FFRF was informed by a troubled parent that two large, seemingly permanent banners showcasing Christian iconography and ideology were affixed to either side of the stage in the school cafeteria. The banners were for the Fellowship of Christian Athletes’ Southeast Georgia Chapter, which includes a prominent Latin cross in its logo. The group’s mission is to give coaches and athletes “the challenge and adventure of receiving Jesus Christ as Savior and Lord, serving Him in their relationships and in the fellowship of the church.” FFRF Associate Counsel Elizabeth Cavell wrote to a representative of Lowndes County Schools on June 19, warning the district that displaying religious symbols or promoting religious organizations with a clear evangelical mission is a constitutional violation.

FFRF was informed on July 31 that the school had complied with its request that the banners be removed.

FFRF turns off Georgia school’s Christian music

FFRF has ensured that a teacher at Whitewater Middle School in Gainesville, Ga., has changed his tune and will keep religion out of his classroom.

A parent of a student attending the middle school informed FFRF that an eighth-grade science teacher, Matthew Mundock, was playing Christian music in his classroom during his examinations. When the student informed Mundock that the music was distracting, he suggested the student go to the library. FFRF Staff Attorney Madeline Ziegler sent a letter to Fayette County Public Schools on June 30 warning that it is illegal for public school employees to promote Christianity by playing religious music in classrooms. FFRF requested that Mundock be directed to cease exposing students to Christian music.

On Aug. 3, the school district responded that Mundock had been made to understand that playing Christian music unconstitutionally endorsed religious messages and that he would only play secular instrumental music going forward.

FFRF ends prayers at Michigan school

After learning of a state/church violation that occurred at Delton Kellogg Schools in Michigan, FFRF took action to ensure religious rituals are kept out of school events.
FFRF was informed that the district held a Veterans Day concert in November 2016 at Delton Kellogg High School. The event included a prayer led by a middle school student. In a letter sent on Nov. 22, 2016, FFRF Legal Director Rebecca Markert wrote that while it was laudable for the school to honor veterans, it is unconstitutional to allow a religious message or prayer to be a part of a school-sponsored event. FFRF asked for confirmation that future school assemblies would not include prayer.

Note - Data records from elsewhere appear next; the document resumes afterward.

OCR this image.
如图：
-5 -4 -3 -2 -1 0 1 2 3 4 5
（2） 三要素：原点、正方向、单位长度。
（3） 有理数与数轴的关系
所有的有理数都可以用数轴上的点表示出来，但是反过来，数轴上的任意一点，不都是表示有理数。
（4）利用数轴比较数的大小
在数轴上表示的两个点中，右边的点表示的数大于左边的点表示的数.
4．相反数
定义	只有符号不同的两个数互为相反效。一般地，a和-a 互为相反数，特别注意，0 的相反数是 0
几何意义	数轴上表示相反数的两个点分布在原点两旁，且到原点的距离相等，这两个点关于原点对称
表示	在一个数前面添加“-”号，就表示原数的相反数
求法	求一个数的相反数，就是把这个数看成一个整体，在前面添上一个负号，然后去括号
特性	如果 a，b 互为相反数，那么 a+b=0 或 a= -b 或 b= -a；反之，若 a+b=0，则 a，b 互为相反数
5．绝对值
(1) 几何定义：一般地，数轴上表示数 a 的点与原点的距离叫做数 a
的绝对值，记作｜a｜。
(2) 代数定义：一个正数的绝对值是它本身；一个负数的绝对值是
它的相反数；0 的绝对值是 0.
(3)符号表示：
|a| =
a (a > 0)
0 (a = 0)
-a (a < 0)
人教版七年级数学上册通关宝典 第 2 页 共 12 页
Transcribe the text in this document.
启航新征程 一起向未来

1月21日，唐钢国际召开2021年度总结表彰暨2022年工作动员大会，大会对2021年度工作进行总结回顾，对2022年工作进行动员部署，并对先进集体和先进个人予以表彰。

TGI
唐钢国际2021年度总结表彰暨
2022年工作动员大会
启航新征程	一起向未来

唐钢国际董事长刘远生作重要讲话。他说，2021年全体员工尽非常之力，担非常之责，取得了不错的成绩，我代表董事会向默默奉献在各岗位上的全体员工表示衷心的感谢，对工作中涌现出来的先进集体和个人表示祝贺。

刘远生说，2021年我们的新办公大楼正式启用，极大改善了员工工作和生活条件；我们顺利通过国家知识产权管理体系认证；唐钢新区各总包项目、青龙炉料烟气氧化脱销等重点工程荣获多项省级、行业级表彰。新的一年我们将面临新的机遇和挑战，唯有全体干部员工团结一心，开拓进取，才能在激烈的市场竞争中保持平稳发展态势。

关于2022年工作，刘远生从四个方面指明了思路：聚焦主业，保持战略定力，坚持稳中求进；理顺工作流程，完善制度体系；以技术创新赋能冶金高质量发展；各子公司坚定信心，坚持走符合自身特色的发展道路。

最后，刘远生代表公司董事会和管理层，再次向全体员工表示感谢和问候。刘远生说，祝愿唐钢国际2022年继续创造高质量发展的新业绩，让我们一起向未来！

A legal representative of the school district responded on Aug. 3 that the district would comply with the law going forward.

Idaho school district complies with FFRF

FFRF has ensured that a school district in Twin Falls, Idaho, will keep religion out of its assemblies.

A district parent reported to FFRF that in February all district secondary schools in the Twin Falls School District held a mandatory student assembly featuring a guest inspirational speaker who referenced God and prayer as her source of support. Her presentation to students included a slide with a bible verse, Philippians 4:13. While FFRF Associate Counsel Elizabeth Cavell lauded the school district’s goal of motivating students, she reminded the district in a letter sent July 26 of its First Amendment obligations to neither advance nor promote religion as the speaker did.

The district assured FFRF that it would comply with the First Amendment and refrain from sponsoring assemblies with religious content in the future.

Christian radio station on bus gets turned off

FFRF commends a Wisconsin school district for turning off a Christian broadcasting station on a school bus.

Early in the spring, FFRF Legal Fellow Ryan Jayne sent a letter to the Stevens Point Area Public School District due to concerns over a bus driver who was incessantly playing devotional Christian music on a bus taking students to P.J. Jacobs Junior High School.

The school district responded with a brief, but laudable, response: “The practice has ceased.”
In the August issue in the FFRF Victories section, there were two instances in which a state was erroneously identified. The FFRF victories occurred in Elkins, Ark., and Harrison, Ark.